Ces exigences dont l’objet est de protéger la sécurité et la santé des salariés peuvent cependant s’avérer parfois difficilement conciliables, en pratique, avec l’autonomie dont bénéficient les salariés concernés. Dans ce contexte, la question se pose des Mesures pouvant être prises par l’entreprise pour renforcer et sécuriser leur dispositif conventionnel.
Les conditions de licéité des forfaits en jours sur l’année
Seuls les salariés dont la durée du travail ne peut-être prédéterminée, disposant d’une autonomie dans l’organisation de leur emploi du temps peuvent conclure une convention de forfait en jours sur l’année.
Ces conventions sont toutefois subordonnées à la conclusion :
- d’une part, d’un accord collectif d’entreprise ou d’établissement ou, à défaut, d’une convention ou d’un accord de branche, déterminant les catégories de salariés susceptibles d’en bénéficier, ainsi que la durée annuelle du travail à partir de laquelle le forfait est établi et les caractéristiques principales de ces conventions ;
- et, d’autre part, d’une convention individuelle de forfait, laquelle requiert l’accord du salarié et doit nécessairement faire l’objet d’un écrit.
Les salariés sous convention de forfait en jours pouvant théoriquement travailler jusqu’à 78 heures par semaine (soit 13 heures x 6 jours), les conditions d’application de ce dispositif font l’objet d’un contrôle approfondi par les juges judiciaires.
Depuis un arrêt de la Cour de cassation du 29 juin 2011, les juges vérifient en effet que les dispositions de l’accord collectif mettant en place le forfait jours prévoient des « garanties suffisantes » pour assurer le respect des durées maximales du travail, ainsi que des repos journaliers et hebdomadaires et, de manière plus large, le respect du droit à la santé et au repos.
A défaut de telles garanties, la convention est nulle et le temps de travail doit donc être décompté en heures, ce dont il résulte notamment un important risque de demandes de rappel d’heures supplémentaires.
Un audit indispensable des accords collectifs instituant les forfaits jours
Il est dans ce contexte tout d’abord impératif d’analyser les dispositions conventionnelles de branche, d’entreprise ou d’établissement autorisant la conclusion de convention de forfait en jours, afin de déterminer si celles-ci prévoient des « garanties suffisantes ».
Si tel n’est pas le cas, il est alors indispensable, via la négociation collective d’entreprise ou d’établissement, de définir des mesures précises visant à garantir une amplitude et une charge de travail raisonnable, ainsi qu’une bonne répartition du travail dans le temps.
La voie contractuelle pour renforcer les conditions d’application du dispositif en l’absence d’accord d’entreprise est en revanche à exclure lorsque la convention de branche n’est pas conforme.

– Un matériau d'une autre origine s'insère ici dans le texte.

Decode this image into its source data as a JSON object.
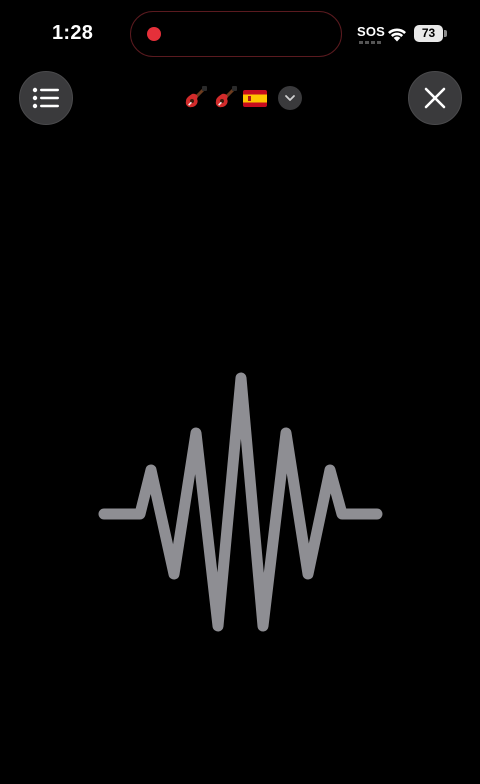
{
  "status_bar": {
    "time": "1:28",
    "sos": "SOS",
    "battery": "73",
    "recording_color": "#e5303a"
  },
  "toolbar": {
    "list_icon": "list-icon",
    "close_icon": "close-icon",
    "language_emojis": [
      "guitar-emoji",
      "guitar-emoji",
      "spain-flag-emoji"
    ],
    "dropdown_icon": "chevron-down-icon"
  },
  "waveform": {
    "color": "#8e8e93",
    "icon": "audio-waveform-icon"
  }
}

Il a en effet été jugé que la convention de forfait en jours est sans effet en cas d’accord collectif renvoyant au contrat de travail le soin de fixer ses conditions de mise en œuvre, ses principales caractéristiques et ses modalités de contrôle du nombre de jours travaillés (Cass. soc. 31 janvier 2012).
Quelles sont les « garanties suffisantes » à prévoir ?
Sans aller jusqu’à un décompte des heures de travail, qui serait antinomique avec l’autonomie dont doivent effectivement bénéficier les salariés sous convention de forfait en jours, un éventail des mesures déclinées dans un accord collectif permet de satisfaire aux exigences de la jurisprudence.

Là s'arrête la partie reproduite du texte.